REPUBLIKA.CO.ID, ARIZONA -- Starbucks Corp meminta maaf setelah seorang karyawan di salah satu tokonya di Tempe, Arizona, AS meminta enam petugas kepolisian pergi atau keluar dari jalur pandang pelanggan, Ahad (7/7). Tindakan tersebut memicu reaksi di media sosial.
Sejumlah polisi mengunjungi toko tersebut pada 4 Juli dan telah membayar minuman. Kemudian, seorang karyawan mendekati mereka tentang pelanggan yang merasa tidak aman karena kehadiran polisi.

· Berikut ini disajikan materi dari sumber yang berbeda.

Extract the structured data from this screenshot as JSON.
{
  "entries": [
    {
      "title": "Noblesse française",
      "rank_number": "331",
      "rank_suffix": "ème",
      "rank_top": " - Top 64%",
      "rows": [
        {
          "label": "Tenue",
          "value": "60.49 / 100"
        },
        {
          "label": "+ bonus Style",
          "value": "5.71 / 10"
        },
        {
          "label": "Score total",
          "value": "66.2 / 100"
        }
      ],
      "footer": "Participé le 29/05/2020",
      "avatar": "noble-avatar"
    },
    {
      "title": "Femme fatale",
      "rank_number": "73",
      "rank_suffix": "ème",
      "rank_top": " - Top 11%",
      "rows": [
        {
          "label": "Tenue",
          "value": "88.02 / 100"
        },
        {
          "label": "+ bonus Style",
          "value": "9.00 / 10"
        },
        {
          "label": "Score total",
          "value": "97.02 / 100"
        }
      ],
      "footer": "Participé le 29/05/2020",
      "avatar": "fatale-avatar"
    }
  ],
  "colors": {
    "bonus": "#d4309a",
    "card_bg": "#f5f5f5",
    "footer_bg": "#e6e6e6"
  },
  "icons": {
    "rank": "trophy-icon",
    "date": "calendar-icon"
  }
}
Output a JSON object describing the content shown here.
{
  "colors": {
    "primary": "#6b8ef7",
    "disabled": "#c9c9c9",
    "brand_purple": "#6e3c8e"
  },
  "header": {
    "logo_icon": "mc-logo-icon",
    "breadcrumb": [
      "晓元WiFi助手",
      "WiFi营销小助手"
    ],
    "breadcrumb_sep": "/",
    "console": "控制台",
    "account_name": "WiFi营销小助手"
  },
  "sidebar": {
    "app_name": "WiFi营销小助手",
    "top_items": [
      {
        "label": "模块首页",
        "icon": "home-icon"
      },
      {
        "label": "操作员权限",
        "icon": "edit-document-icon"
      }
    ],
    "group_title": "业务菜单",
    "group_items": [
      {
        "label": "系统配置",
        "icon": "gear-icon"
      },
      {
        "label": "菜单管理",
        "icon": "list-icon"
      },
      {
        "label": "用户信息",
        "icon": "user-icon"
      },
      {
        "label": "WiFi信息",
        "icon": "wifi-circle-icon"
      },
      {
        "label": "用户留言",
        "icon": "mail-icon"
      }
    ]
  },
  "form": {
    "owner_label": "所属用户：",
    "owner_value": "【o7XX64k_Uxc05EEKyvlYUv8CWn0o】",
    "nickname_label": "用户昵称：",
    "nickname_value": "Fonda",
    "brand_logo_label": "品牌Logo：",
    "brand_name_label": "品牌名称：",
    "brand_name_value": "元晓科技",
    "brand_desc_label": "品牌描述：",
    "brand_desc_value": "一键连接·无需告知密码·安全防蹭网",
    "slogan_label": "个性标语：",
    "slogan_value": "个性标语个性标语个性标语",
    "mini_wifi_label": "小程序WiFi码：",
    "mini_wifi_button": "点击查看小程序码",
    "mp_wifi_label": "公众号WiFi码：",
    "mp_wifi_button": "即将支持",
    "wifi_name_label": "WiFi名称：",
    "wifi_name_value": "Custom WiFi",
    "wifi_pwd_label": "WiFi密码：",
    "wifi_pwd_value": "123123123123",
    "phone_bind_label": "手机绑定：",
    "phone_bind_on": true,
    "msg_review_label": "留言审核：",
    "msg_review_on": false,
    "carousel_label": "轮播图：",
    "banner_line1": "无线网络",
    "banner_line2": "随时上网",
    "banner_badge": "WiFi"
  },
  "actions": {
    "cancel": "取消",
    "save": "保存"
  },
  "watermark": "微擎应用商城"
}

Don't appreciate @Starbucks asking our #Tempe cops to leave your establishment on the #4thofjuly2019. Several of those cops are #veterans who fought for this country! #ZeroRespect pic.twitter.com/oGaDKhlYX3
— Tempe Officers Association (@ToaAz) July 5, 2019
"Perlakuan terhadap pekerja keselamatan publik ini tidak bisa lebih mengecewakan. Sementara si barista sopan, membuat permintaan semacam itu tetap menyinggung," ujar Asosiasi Petugas Tempe di Twitter.
Setelah kejadian itu, para pengguna Twitter melakukan dukungan untuk polisi, dengan mentwit komentar bersama dengan tagar #boycottstarbucks. Dalam sebuah permintaan maaf di sini yang ditujukan kepada Departemen Kepolisian Tempe dan diunggah di situsnya, Starbucks mengatakan perlakuan terhadap para petugas itu sama sekali tidak dapat diterima.
"Atas nama Starbucks, saya ingin dengan tulus meminta maaf kepada Anda semua atas pengalaman yang dimiliki enam petugas Anda di toko kami pada 4 Juli. Apa yang terjadi di toko kami pada 4 Juli bukanlah pengalaman yang harus dimiliki oleh petugas atau pelanggan Anda, dan di Starbucks, kami sudah mengambil langkah-langkah yang diperlukan untuk memastikan ini tidak terjadi lagi di masa depan," tulis Wakil Presiden Eksekutif Starbucks Rossann Williams.
Tahun lalu, perusahaan terperosok dalam insiden profil rasial yang melibatkan penangkapan dua pria kulit hitam di sebuah toko di Philadelphia. Starbucks kemudian berdamai dengan orang-orang itu secara pribadi, dan untuk sementara waktu menutup 8.000 toko AS untuk pelatihan anti-bias.